1946 – 2026: Ottant’anni di giovinezza. Buon compleanno, Vespa!

Il 23 aprile 1946 fu depositato il brevetto della Vespa, lo scooter che diventerà un simbolo del design e dello stile di vita italiano nel mondo. Il progetto era stato voluto da Enrico Piaggio e aveva l’obiettivo di aiutare la mobilità individuale a basso costo, in un paese distrutto dalla guerra. Corradino D’Ascanio, geniale ingegnere aeronautico, che aveva inventato in precedenza un prototipo di elicottero e brevettato l’elica a passo variabile, affrontò il tema senza considerare le logiche consuete della ciclistica (la forma delle moto dipende dal telaio, che deriva da quello delle biciclette), ma attingendo dalle sue competenze aeronautiche e dal magazzino ricambi ormai inutilizzabile. Fino ad allora, infatti, la Piaggio aveva prodotto aerei da guerra, navi e carrozze ferroviarie. Così, il motorino d’avviamento dei motori stellari degli aerei divenne il propulsore del nuovo scooter. Analogamente, le piccole ruote con un solo ammortizzatore, disposto di lato, provenivano dai carrelli degli aerei. La novità assoluta era nel telaio – carrozzeria a scocca portante, che conferiva alla Vespa quella forma unica e introduceva soluzioni inedite di fruizione: la posizione di guida era stata pensata secondo l’ergonomia della “normale” seduta e non richiedeva di dover scavalcare il serbatoio del carburante, come nelle motociclette; le parti meccaniche erano nascoste dalla carrozzeria (come nelle automobili) e lo scudo anteriore proteggeva le gambe del guidatore, dal fango, e anche dalle cadute… Una rivoluzione, insomma, che si prestava a una guida facile, anche al femminile, poiché il mezzo si poteva “governare” indossando la gomma.

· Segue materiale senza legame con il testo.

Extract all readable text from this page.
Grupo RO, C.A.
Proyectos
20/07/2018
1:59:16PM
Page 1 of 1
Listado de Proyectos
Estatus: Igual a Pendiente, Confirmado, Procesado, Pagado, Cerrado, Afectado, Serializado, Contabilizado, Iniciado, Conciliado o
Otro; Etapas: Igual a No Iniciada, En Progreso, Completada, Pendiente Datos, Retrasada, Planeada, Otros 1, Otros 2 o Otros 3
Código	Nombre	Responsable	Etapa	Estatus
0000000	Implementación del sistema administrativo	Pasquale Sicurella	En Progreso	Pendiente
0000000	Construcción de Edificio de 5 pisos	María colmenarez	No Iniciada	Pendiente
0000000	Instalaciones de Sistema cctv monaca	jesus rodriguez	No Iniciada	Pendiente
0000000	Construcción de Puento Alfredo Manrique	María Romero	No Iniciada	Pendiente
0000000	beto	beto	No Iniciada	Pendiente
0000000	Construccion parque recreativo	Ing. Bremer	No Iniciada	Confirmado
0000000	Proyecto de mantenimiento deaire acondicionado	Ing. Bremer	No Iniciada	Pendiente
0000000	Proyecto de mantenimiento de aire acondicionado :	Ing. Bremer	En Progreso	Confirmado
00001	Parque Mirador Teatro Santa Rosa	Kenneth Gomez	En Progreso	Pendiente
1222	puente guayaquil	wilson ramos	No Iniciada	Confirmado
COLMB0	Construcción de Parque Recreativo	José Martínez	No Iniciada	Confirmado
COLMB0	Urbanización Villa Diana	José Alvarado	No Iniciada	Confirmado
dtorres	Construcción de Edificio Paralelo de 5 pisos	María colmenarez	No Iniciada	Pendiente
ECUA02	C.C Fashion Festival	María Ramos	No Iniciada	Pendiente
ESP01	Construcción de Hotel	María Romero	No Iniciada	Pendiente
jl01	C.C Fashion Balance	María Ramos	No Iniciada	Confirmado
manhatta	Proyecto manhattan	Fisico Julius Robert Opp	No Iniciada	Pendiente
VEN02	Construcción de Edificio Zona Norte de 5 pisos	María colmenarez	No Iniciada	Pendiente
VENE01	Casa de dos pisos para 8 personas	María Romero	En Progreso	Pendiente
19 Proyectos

L’omaggio alla Vespa, realizzato da Inarea, risale al 1997 per salutare il ritorno del nome storico dello scooter, dopo la parentesi della “Cosa”, che era stata introdotta nel 1988. Si tratta di 16 immagini, delle composizioni ottenute assemblando oggetti tra loro coerenti, in grado di ricomporre la celebre sagoma. La grammatica visiva è quella caratteristica di Inarea, in cui elementi “umili” della quotidianità, combinati tra loro, danno vita ad altre forme: in questo caso, il mito Vespa. Quelle interpretazioni incontrarono un immediato consenso e Piaggio decise di farne un calendario, distribuito in tutto il mondo, intitolato “The Vespa 1998 Calendar”. E sono tuttora esposte nel Museo Piaggio di Pontedera. Tanti auguri, Vespa, per questi ottant’anni di giovinezza!